Elizabeth Tufts-Brown, Associate Registrar | December 29, 2011
Behind the Scenes /

Since 2007, the Smithsonian’s Archives of American Art has been busy processing an extensive collection of our museum’s historical records. We are happy to announce that the entire collection is now fully processed, including the digitization of two complete series of records—giving the public access to nearly 147,000 images detailing the earliest days of the museum and its first exhibitions. The collection has also been reorganized to make it more research-friendly, and a complete finding aid is available via the Archives of American Art website.
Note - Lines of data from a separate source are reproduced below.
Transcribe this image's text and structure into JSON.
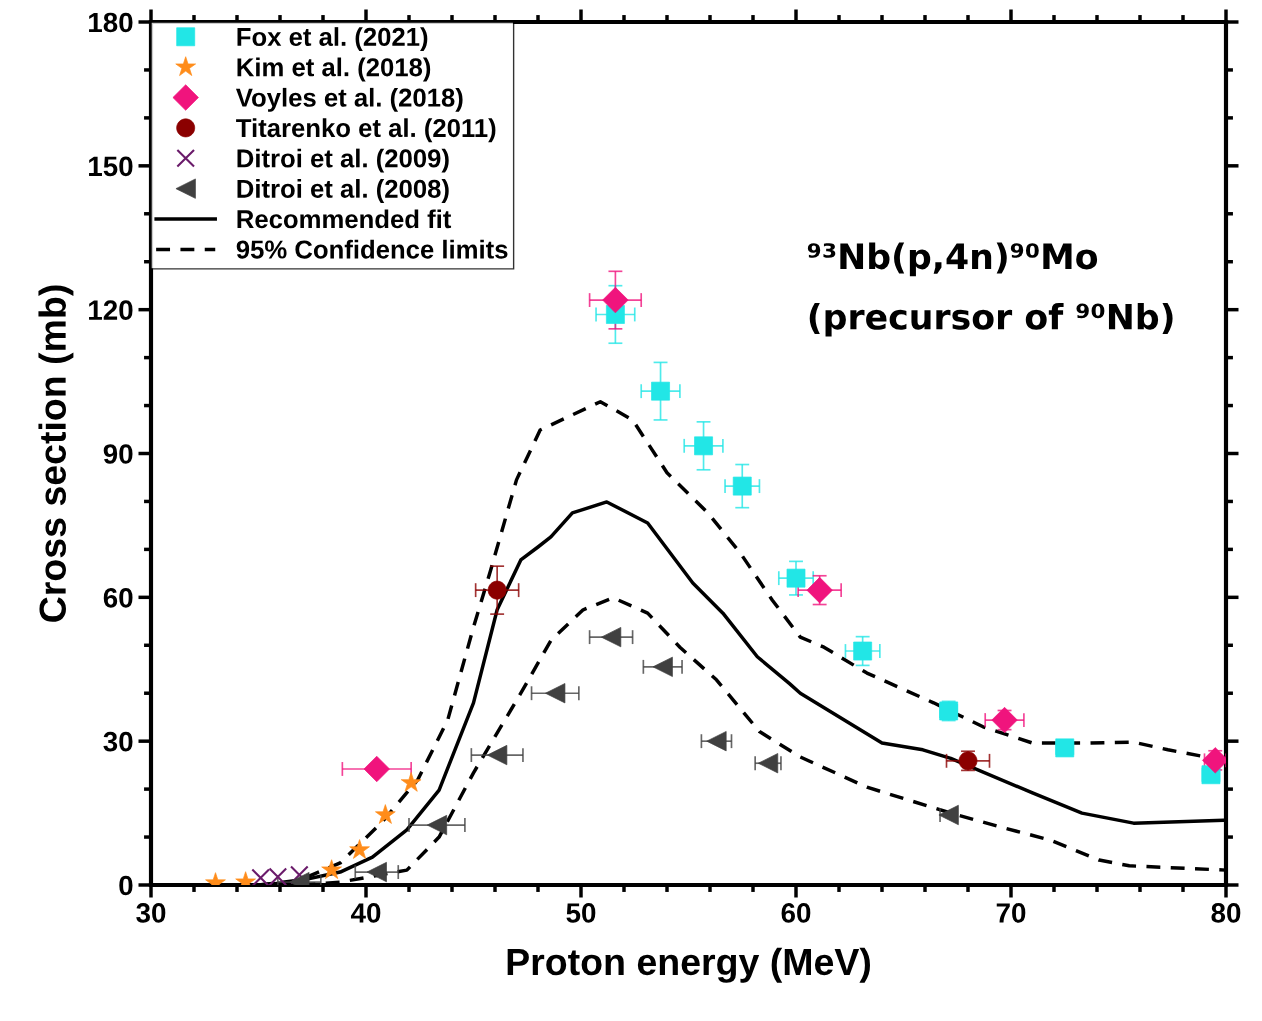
{
  "chart_data": {
    "type": "scatter",
    "xlabel": "Proton energy (MeV)",
    "ylabel": "Cross section (mb)",
    "xlim": [
      30,
      80
    ],
    "ylim": [
      0,
      180
    ],
    "xticks": [
      30,
      40,
      50,
      60,
      70,
      80
    ],
    "yticks": [
      0,
      30,
      60,
      90,
      120,
      150,
      180
    ],
    "grid": false,
    "legend": "top left",
    "annotations": [
      "⁹³Nb(p,4n)⁹⁰Mo",
      "(precursor of ⁹⁰Nb)"
    ],
    "series": [
      {
        "name": "Fox et al. (2021)",
        "marker": "square",
        "color": "#22e6e6",
        "x": [
          51.6,
          53.7,
          55.7,
          57.5,
          60.0,
          63.1,
          67.1,
          72.5,
          79.3
        ],
        "values": [
          119,
          103,
          91.6,
          83.2,
          64,
          48.8,
          36.3,
          28.6,
          23
        ],
        "errors": [
          6,
          6,
          5,
          4.5,
          3.5,
          3,
          2,
          1.5,
          1.5
        ],
        "xerrors": [
          0.9,
          0.9,
          0.9,
          0.8,
          0.8,
          0.8,
          0.4,
          0.4,
          0.4
        ]
      },
      {
        "name": "Kim et al. (2018)",
        "marker": "star",
        "color": "#ff8c1a",
        "x": [
          33.0,
          34.4,
          38.4,
          39.7,
          40.9,
          42.1
        ],
        "values": [
          0.4,
          0.6,
          3.1,
          7.3,
          14.6,
          21.3
        ]
      },
      {
        "name": "Voyles et al. (2018)",
        "marker": "diamond",
        "color": "#f0147d",
        "x": [
          40.5,
          51.6,
          61.1,
          69.7,
          79.5
        ],
        "values": [
          24.2,
          122,
          61.5,
          34.4,
          26
        ],
        "errors": [
          null,
          6,
          3,
          2,
          2
        ],
        "xerrors": [
          1.6,
          1.2,
          1.0,
          0.9,
          0.5
        ]
      },
      {
        "name": "Titarenko et al. (2011)",
        "marker": "circle",
        "color": "#8b0000",
        "x": [
          46.1,
          68.0
        ],
        "values": [
          61.5,
          25.9
        ],
        "errors": [
          5,
          2
        ],
        "xerrors": [
          1.0,
          1.0
        ]
      },
      {
        "name": "Ditroi et al. (2009)",
        "marker": "cross",
        "color": "#6a1b6a",
        "x": [
          35.1,
          35.9,
          36.9
        ],
        "values": [
          1.5,
          1.7,
          2.1
        ]
      },
      {
        "name": "Ditroi et al. (2008)",
        "marker": "triangle",
        "color": "#404040",
        "x": [
          36.9,
          40.5,
          43.3,
          46.1,
          48.8,
          51.4,
          53.8,
          56.3,
          58.7,
          67.1
        ],
        "values": [
          0.6,
          2.7,
          12.5,
          27.1,
          40,
          51.7,
          45.5,
          30,
          25.4,
          14.6
        ],
        "xerrors": [
          1.0,
          1.0,
          1.3,
          1.2,
          1.1,
          1.0,
          0.9,
          0.7,
          0.6,
          0.4
        ]
      },
      {
        "name": "Recommended fit",
        "type": "line",
        "marker": "none",
        "line_style": "solid",
        "color": "#000000",
        "x": [
          35.0,
          36.6,
          38.8,
          40.3,
          41.9,
          43.4,
          45.0,
          46.1,
          47.2,
          48.0,
          48.6,
          49.6,
          51.2,
          53.1,
          55.2,
          56.6,
          58.2,
          59.7,
          60.2,
          64.0,
          65.9,
          67.2,
          71.0,
          73.3,
          75.7,
          79.9,
          80.0
        ],
        "values": [
          0,
          0.6,
          2.7,
          5.8,
          11.5,
          19.8,
          38,
          57.4,
          67.8,
          70.5,
          72.6,
          77.6,
          79.9,
          75.5,
          63,
          56.7,
          47.6,
          42,
          40,
          29.6,
          28.2,
          26.4,
          19.2,
          15,
          12.9,
          13.5,
          13.5
        ]
      },
      {
        "name": "95% Confidence limits",
        "type": "line",
        "marker": "none",
        "line_style": "dashed",
        "color": "#000000",
        "x": [
          35.0,
          36.9,
          38.8,
          40.7,
          42.4,
          43.8,
          45.0,
          45.8,
          47.0,
          48.1,
          50.9,
          52.4,
          54.0,
          55.9,
          57.4,
          58.9,
          60.2,
          61.3,
          63.3,
          66.4,
          68.7,
          71.0,
          73.3,
          75.7,
          77.3,
          79.9
        ],
        "values": [
          0,
          1,
          4.6,
          12.9,
          21.9,
          34.4,
          53.8,
          65.7,
          84.5,
          94.9,
          100.8,
          97,
          86,
          77.6,
          69.3,
          59.4,
          51.7,
          49.6,
          44.2,
          38,
          33,
          29.6,
          29.6,
          29.8,
          28.2,
          26
        ]
      },
      {
        "type": "line",
        "marker": "none",
        "line_style": "dashed",
        "color": "#000000",
        "x": [
          37.0,
          38.8,
          41.9,
          43.4,
          45.0,
          47.2,
          48.6,
          50.1,
          51.5,
          53.1,
          54.6,
          56.3,
          58.3,
          60.2,
          63.3,
          67.2,
          69.5,
          71.8,
          74.1,
          75.5,
          80.0
        ],
        "values": [
          0,
          0.6,
          3.1,
          10,
          23.4,
          40,
          51,
          57.4,
          59.9,
          56.7,
          49.6,
          42.8,
          32,
          26.7,
          20.4,
          15,
          12.1,
          9.4,
          5.2,
          4,
          3.1
        ]
      }
    ]
  }
}
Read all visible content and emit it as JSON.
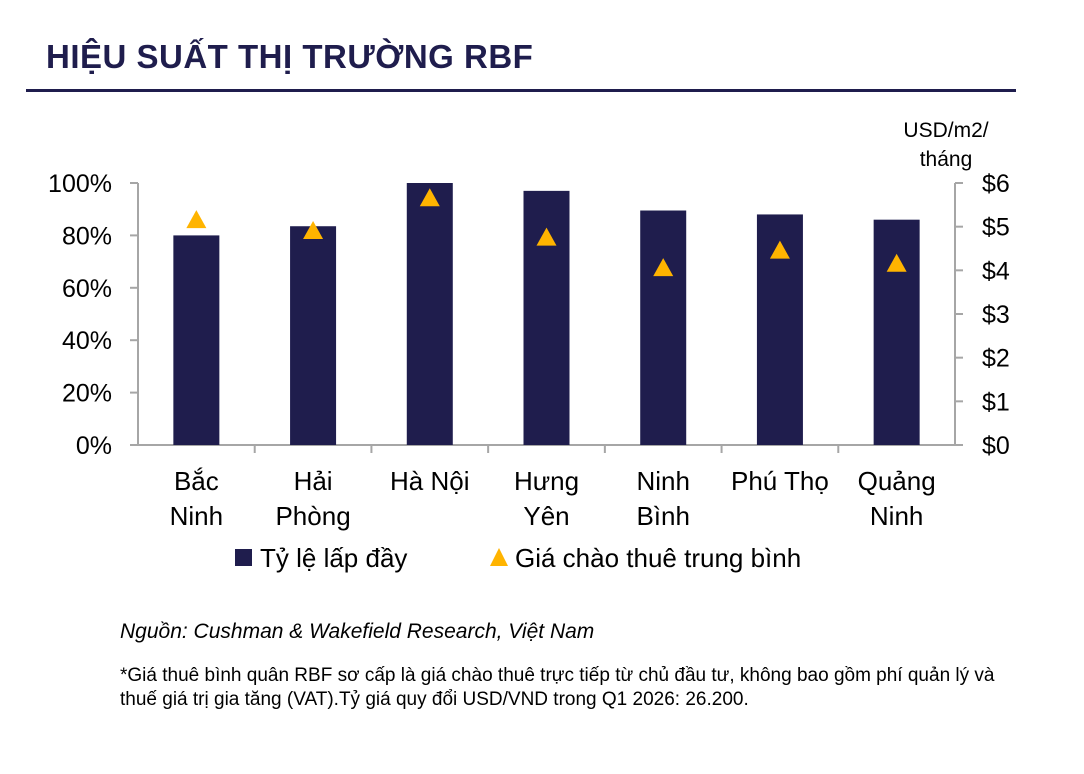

These records (mostly dated 1885–1940) include extensive correspondence between the museum’s founding director, John Beatty, and his successor, Homer Saint-Gaudens, with artists, dealers, galleries, collectors, museum directors, representatives abroad, shipping and insurance agents, and museum trustees. The collection also includes Department of Fine Arts interoffice memoranda and reports; loan exhibition files; and Carnegie International planning, jury, shipping, and sale documentation. The monumental task of establishing the Carnegie Institute’s Museum of Art and the Carnegie International has left an archival record that is unique and unparalleled in documenting its relations with every aspect of the contemporary art world from the turn of the century through 1940.

Learn more about processing archivist Judy Ng’s work with these materials over the past four years on the Archives of American Art Blog.

Thanks to the Brown Foundation for funding the processing of this important collection. Thanks also to the Terra Foundation Center for Digital Collections for their support in digitizing these documents and helping to make them available to the public online.